Broderie Anglaise is a book I bought out of vague curiosity a few months back because of the Vita connection and because I had seen it mentioned a few times and it was at the front of my mind. I picked it up to read this week because it’s short, so perfect to get through in lunch breaks. I tried to read ‘Pirates at Play’ a few years ago and found it very unappealing so thought ‘Broderie Anglaise’ would be a similar chore, it was an unexpected surprise to enjoy it as much as I did.
It is apparently a fictionalised account of the aftermath of Violet and Vita’s affair – and a meeting between Violet and Virginia Woolf, all told from the point of view of her caricature of Virginia – Alexa Harrowby Quince, and very much a reply to ‘Orlando’ which is referenced. I still think that Violet Trefusis is a decidedly second rate writer but here at least she’s very compelling. It’s possibly because she’s getting to have her say – the last word on a very public affair, and a certain amount of revenge through some fairly malicious characterisations. ‘Broderie Anglaise’ was written in French (in 1935) and presumably only published in France, Victoria Glendinning (Vita’s biographer) who writes the introduction thinks it unlikely that either Vita or Virginia new the book, she also points out that Violet would be unlikely to want any of her (still living) victims to read the book, especially Vita’s mother Lady Sackville who gets a pasting.

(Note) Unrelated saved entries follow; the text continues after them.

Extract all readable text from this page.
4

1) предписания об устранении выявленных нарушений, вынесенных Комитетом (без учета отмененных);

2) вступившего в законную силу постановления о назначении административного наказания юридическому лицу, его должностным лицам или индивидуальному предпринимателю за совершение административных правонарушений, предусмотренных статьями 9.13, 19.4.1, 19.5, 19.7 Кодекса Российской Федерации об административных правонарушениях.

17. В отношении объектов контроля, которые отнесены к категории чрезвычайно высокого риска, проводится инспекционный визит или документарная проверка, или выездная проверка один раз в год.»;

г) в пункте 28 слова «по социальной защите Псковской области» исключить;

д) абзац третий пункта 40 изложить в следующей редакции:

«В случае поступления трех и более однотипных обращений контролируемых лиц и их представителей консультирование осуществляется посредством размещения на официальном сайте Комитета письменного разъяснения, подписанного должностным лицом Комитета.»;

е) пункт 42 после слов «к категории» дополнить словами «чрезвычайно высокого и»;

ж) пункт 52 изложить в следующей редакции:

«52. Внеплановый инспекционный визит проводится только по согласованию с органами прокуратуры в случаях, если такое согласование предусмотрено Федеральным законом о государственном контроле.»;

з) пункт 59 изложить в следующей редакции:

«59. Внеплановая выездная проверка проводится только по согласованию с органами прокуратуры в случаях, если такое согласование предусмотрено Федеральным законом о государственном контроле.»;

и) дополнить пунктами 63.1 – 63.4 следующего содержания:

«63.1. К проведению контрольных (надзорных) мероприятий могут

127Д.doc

The plot such as it is has centres around the young Lord Shorne (Vita) and the older but inexperienced Alexa’s (Virginia) affair overshadowed as it is by Shorne’s previous affair with his cousin Anne (Violet) and his morbid fear of his mother and the extraordinary domination she has over him. The initial pen portrait of Alexa is certainly recognisable as Virginia, although a Virginia stripped of any charm. It’s unkind but not entirely unsympathetic, Vita and her mother are treated with real cruelty and disdain; Lord Shorne is shown to be a coward and a liar, his mother a virtual demon, and as with anything to do with Vita, Knole (Otterways) features largely; in this case as another unhealthy obsession.
Bits of it work. The relationship between mother and son is unsettling, grotesque, and just feasible; the relationships between Alexa, Anne and Lord Shorne are imaginable but turning Vita into a man is an over simplification. However bitter Violet felt about the end of their relationship the fact remains that they were both married women, Vita with children. Whilst Lord Shorne has nothing to fear but his (admittedly terrifying) mother his behaviour towards Anne is cowardly and unforgivable, as is his behaviour towards Alexa. For the real Vita – unable as a woman to inherit as the fictional Shorne does, dependant on her mother and her writing for an income, the decision to return to the husband she undoubtedly had a loving if unorthodox relationship with (and of course her children, home and other responsibilities) is altogether less cowardly.
The very best part of the book though is the grand seduction scene – as with all half planned seductions, this one set to take place in the most theatrical of locations there is more than a hint of farce. In this case it’s the drunken progress through a series of state rooms to a moth ball infested four poster. Entirely English, very funny, not particularly salacious, and I suspect very cruel because it has an entirely authentic ring to it.
There are other passages I’ve marked too, an acid aside about the Italian spring which I’m inclined to see as a sniffy dismissal of ‘The Enchanted April’ is just one. Quite apart from any associations with actual personalities I consider this worth a read – just for the bedroom farce alone it’s worth the cover price, and there’s much more than that, but for anyone with a passing interest in any of the three women it concerns it’s absolutely worth tracking down. If nothing else Violet does a cracking job on demystifying Virginia Woolf and raises some interesting questions about gender and same sex relationships – mostly by not mentioning them.